Действующие лица: Дуб.

- Ничего нового, ничего удивительного – меня опять обоссали. Представитель какой-то очередной собачьей породы, уже устал следить за модой на них.
Что же, отнесусь к этому как всегда – с высокомерием. Пёс, выбирая для своих целей дуб, а не осину, мыслит остаться в вечности. Думает, его послание на моей коре дойдёт не только до современников, но и до потомков. Жалкое существо! В вечности останусь только я – остальное исчезнет. Каждый должен знать своё место.
Помнится, не так давно явились какие-то умники, потыкали в меня приборами, уважительно покачали головой, подсчитав, что я существую восемь столетий. Самонадеянные глупцы! Мой точный возраст – 859 лет, и я с уверенностью заявляю, что готов пережить ещё несколько десятков поколений людишек.
Знаете ли, иногда начнёшь перебирать свои годовые кольца и погружаешься в течение времени. Вот это кольцо – из тех лет, когда я ещё был совсем юнцом, на пару ударов топора. Оно появилось, когда вокруг меня кишмя кишело от гордых государств.
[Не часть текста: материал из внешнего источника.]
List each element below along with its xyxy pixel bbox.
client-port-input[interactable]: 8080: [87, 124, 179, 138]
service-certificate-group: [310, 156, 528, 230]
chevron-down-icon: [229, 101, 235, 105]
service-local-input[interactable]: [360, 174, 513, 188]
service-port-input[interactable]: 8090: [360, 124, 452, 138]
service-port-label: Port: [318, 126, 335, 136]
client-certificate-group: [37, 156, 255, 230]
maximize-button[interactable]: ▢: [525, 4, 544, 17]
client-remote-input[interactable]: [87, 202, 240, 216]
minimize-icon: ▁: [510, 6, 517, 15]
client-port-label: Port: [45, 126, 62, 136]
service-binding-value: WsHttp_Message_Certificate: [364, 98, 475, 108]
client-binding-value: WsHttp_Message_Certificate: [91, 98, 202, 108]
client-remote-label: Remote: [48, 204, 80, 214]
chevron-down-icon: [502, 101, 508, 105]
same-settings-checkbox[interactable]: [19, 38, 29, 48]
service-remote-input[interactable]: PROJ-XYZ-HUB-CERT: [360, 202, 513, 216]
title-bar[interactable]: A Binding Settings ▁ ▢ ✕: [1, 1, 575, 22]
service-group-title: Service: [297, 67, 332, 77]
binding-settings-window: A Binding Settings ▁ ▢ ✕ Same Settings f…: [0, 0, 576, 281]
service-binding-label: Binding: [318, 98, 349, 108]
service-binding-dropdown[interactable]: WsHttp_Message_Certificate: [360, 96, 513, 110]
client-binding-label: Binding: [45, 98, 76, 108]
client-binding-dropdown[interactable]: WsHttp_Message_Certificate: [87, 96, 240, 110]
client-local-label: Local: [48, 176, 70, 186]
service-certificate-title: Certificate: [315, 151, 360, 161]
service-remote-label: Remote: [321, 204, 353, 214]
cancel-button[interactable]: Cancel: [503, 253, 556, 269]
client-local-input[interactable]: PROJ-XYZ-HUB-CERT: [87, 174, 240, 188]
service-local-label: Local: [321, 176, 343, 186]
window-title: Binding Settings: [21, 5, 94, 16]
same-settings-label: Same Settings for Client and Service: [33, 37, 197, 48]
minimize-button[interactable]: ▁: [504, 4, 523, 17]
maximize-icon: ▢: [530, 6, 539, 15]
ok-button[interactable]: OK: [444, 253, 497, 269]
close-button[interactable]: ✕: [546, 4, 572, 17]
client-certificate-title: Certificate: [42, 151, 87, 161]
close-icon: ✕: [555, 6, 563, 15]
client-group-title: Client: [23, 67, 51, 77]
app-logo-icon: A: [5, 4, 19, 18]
Однажды пять из них напали на шестое, заняли его столицу, а взамен отдали повергнутому владетелю другой город. Даже не представляю, в чём был смысл этой комбинации. Оставшийся в живых владетель духом не пал и принялся интриговать – ну, сами понимаете: союзникам изменил, клятвы преступил, брата пережил, иные слишком человеческие поступки совершил. В общем, добыл корону одного из победивших его княжеств. В ней, короне, вскоре и помер.
Думал ли он над тем, что плодом его жизни оказался столь короткий триумф? Сожалел ли он о таком итоге? Вряд ли. Наверняка владетель гордился достигнутым величием, потирал ручки, перебирал ножками. Радовался мгновению. Что называется – ловил день.
Но ведь, если рассуждать с точки зрения веков, вся эта суета определённо не стоила потраченных усилий. Уже и государства на этом месте другие, и города обратились сёлами, и стародавних владетелей никто не вспоминает. Однако суета отчего-то произошла. Могу лишь предполагать, что людишкам их поступки всегда кажутся значительными, определяющими ход истории. Человек – словно отметившая меня собака – также думает остаться в вечности, но добивается только того, что в неё уходит бесследно и беспамятно. Вот кто сейчас назовёт имя того владетеля?
Другое дело – дерево. Оно способно стать великим, не прилагая стараний. Достаточно достичь преклонного с точки зрения людишек возраста – и успех достигнут. А вот человечку, как существу скоротечному, приходится спешить, придумывать себе занятия. Суетиться.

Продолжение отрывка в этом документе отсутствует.